M. Sagar: Vous soulevez une question critique. Que se passerait-il dans le cas d'une fusion qui donnerait à l'entreprise une emprise sur le marché qui lui permettrait de faire augmenter les prix?

Comment cela permettrait-il de créer des emplois dans ce secteur?

L'entreprise n'exportera pas plus. Elle ne vendra probablement pas plus parce que les prix auront augmenté. Elle vendra au contraire moins, à moins de fonctionner dans un marché plutôt bizarre.

Cette fusion va donc entraîner une perte de compétitivité et pénaliser les consommateurs. Nous utilisons le terme «consommateur» au sens générique. Il s'agit de toute personne qui traite avec l'entreprise: les consommateurs, les petites entreprises et les fournisseurs. Les fournisseurs peuvent être victimes du monopole dont va jouir l'entreprise en tant qu'acheteur. Tout cela se répercute aussi sur le Canada.

L'entreprise va fusionner et augmenter les prix. Ce n'est pas comme cela qu'on devient plus compétitif sur l'échiquier international. On ne vend pas plus. On n'emploie pas plus d'employés. En fait, on en a moins, on exporte moins et on nuit au reste de l'économie. Tout le monde est perdant. La création d'un monopole qui entraîne une augmentation des prix est globalement néfaste pour l'économie.

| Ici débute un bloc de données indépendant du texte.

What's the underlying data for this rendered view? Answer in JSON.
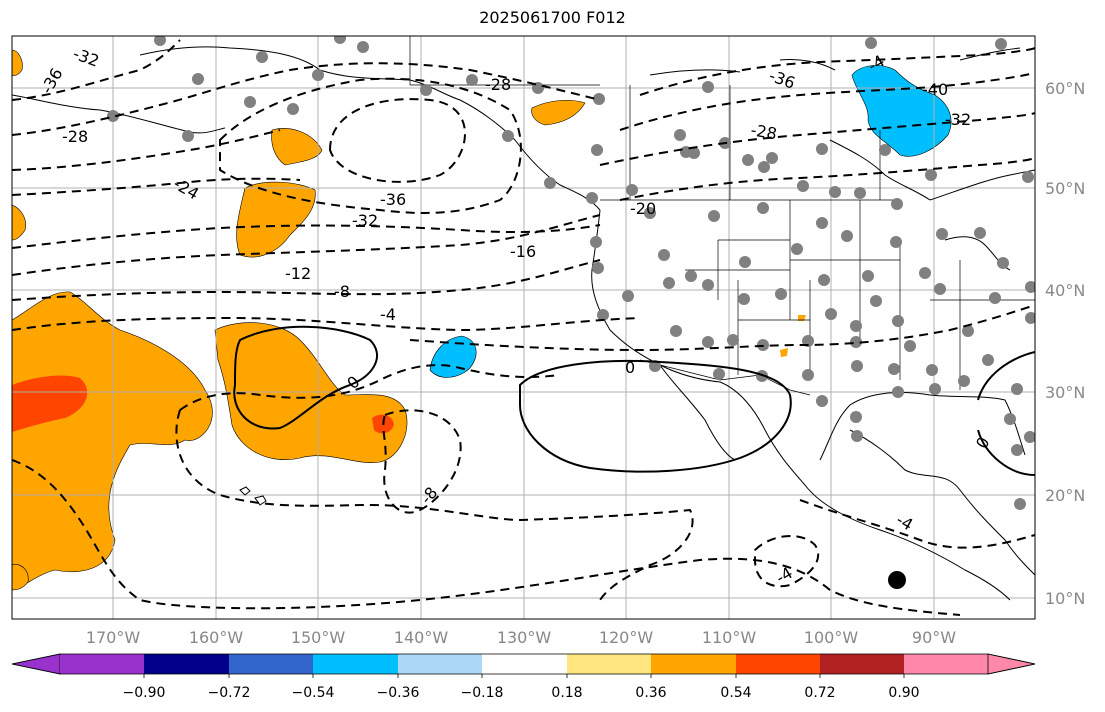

Le sénateur Massicotte: D'après votre théorie économique, si la fusion n'est pas avantageuse pour le consommateur, elle n'est pas bonne pour l'économie. C'est ce que vous soutenez. Mais c'est une thèse que je ne retrouve guère dans les nombreux livres de théorie économique que j'ai lus.

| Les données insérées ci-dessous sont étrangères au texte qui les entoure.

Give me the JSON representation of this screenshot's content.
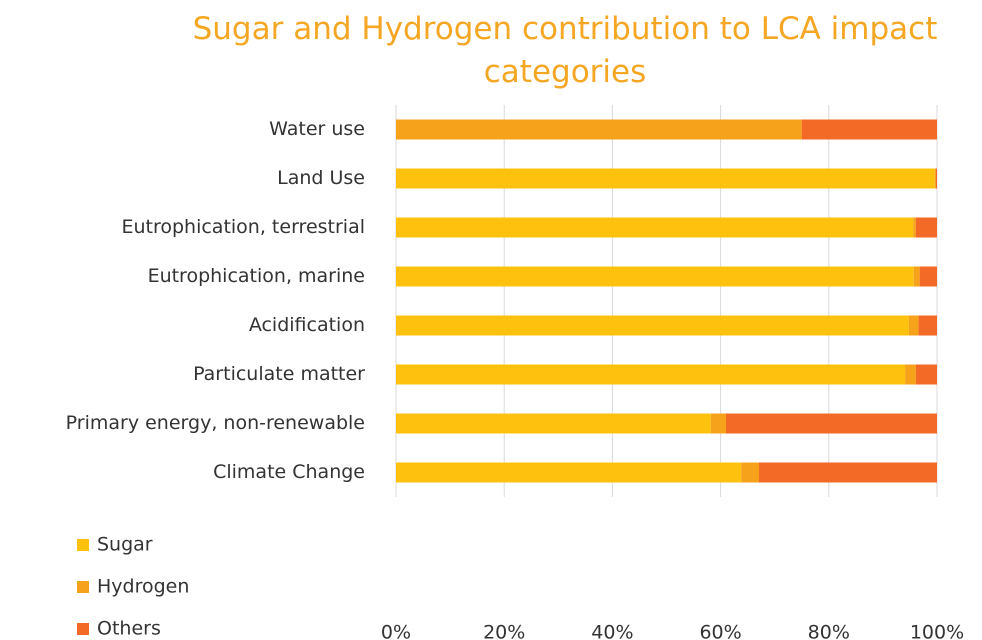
{
  "chart_data": {
    "type": "stacked_barh",
    "title": "Sugar and Hydrogen contribution to LCA impact categories",
    "categories": [
      "Water use",
      "Land Use",
      "Eutrophication, terrestrial",
      "Eutrophication, marine",
      "Acidification",
      "Particulate matter",
      "Primary energy, non-renewable",
      "Climate Change"
    ],
    "series": [
      {
        "name": "Sugar",
        "color": "#fdc10e",
        "values": [
          0,
          99.6,
          95.6,
          95.7,
          94.8,
          94.1,
          58.2,
          63.8
        ]
      },
      {
        "name": "Hydrogen",
        "color": "#f7a21b",
        "values": [
          75,
          0.2,
          0.5,
          1.1,
          1.8,
          2,
          2.8,
          3.3
        ]
      },
      {
        "name": "Others",
        "color": "#f26a25",
        "values": [
          25,
          0.2,
          3.9,
          3.2,
          3.4,
          3.9,
          39,
          32.9
        ]
      }
    ],
    "xlim": [
      0,
      100
    ],
    "xticks": [
      {
        "value": 0,
        "label": "0%"
      },
      {
        "value": 20,
        "label": "20%"
      },
      {
        "value": 40,
        "label": "40%"
      },
      {
        "value": 60,
        "label": "60%"
      },
      {
        "value": 80,
        "label": "80%"
      },
      {
        "value": 100,
        "label": "100%"
      }
    ],
    "grid": true,
    "legend": "bottom-left"
  }
}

Il peut arriver que des monopoles soient avantageux pour le pays et entraînent la création d'emplois. Vous dites que si ce n'est pas avantageux pour le consommateur, c'est forcément négatif.

M. Jorré: Non, M. Sagar est allé un peu plus loin en posant la question: Comment peut-on avoir une économie plus compétitive si l'on fait payer plus cher aux consommateurs?

Le sénateur Massicotte: En gros, je suis d'accord avec vous, mais il y a des exceptions à la règle, sans vouloir enfoncer des portes ouvertes.

M. Jorré: Il y a des secteurs qui sont réglementés, mais c'est autre chose que le secteur du libre marché.

Le sénateur Massicotte: Pouvez-vous nous décrire ce que vous avez fait pour en arriver à ce stade du projet de loi?

Avez-vous consulté les parties intéressées?

M. Jorré: C'est un projet de loi d'initiative privée qui n'a donc pas suivi la procédure normale.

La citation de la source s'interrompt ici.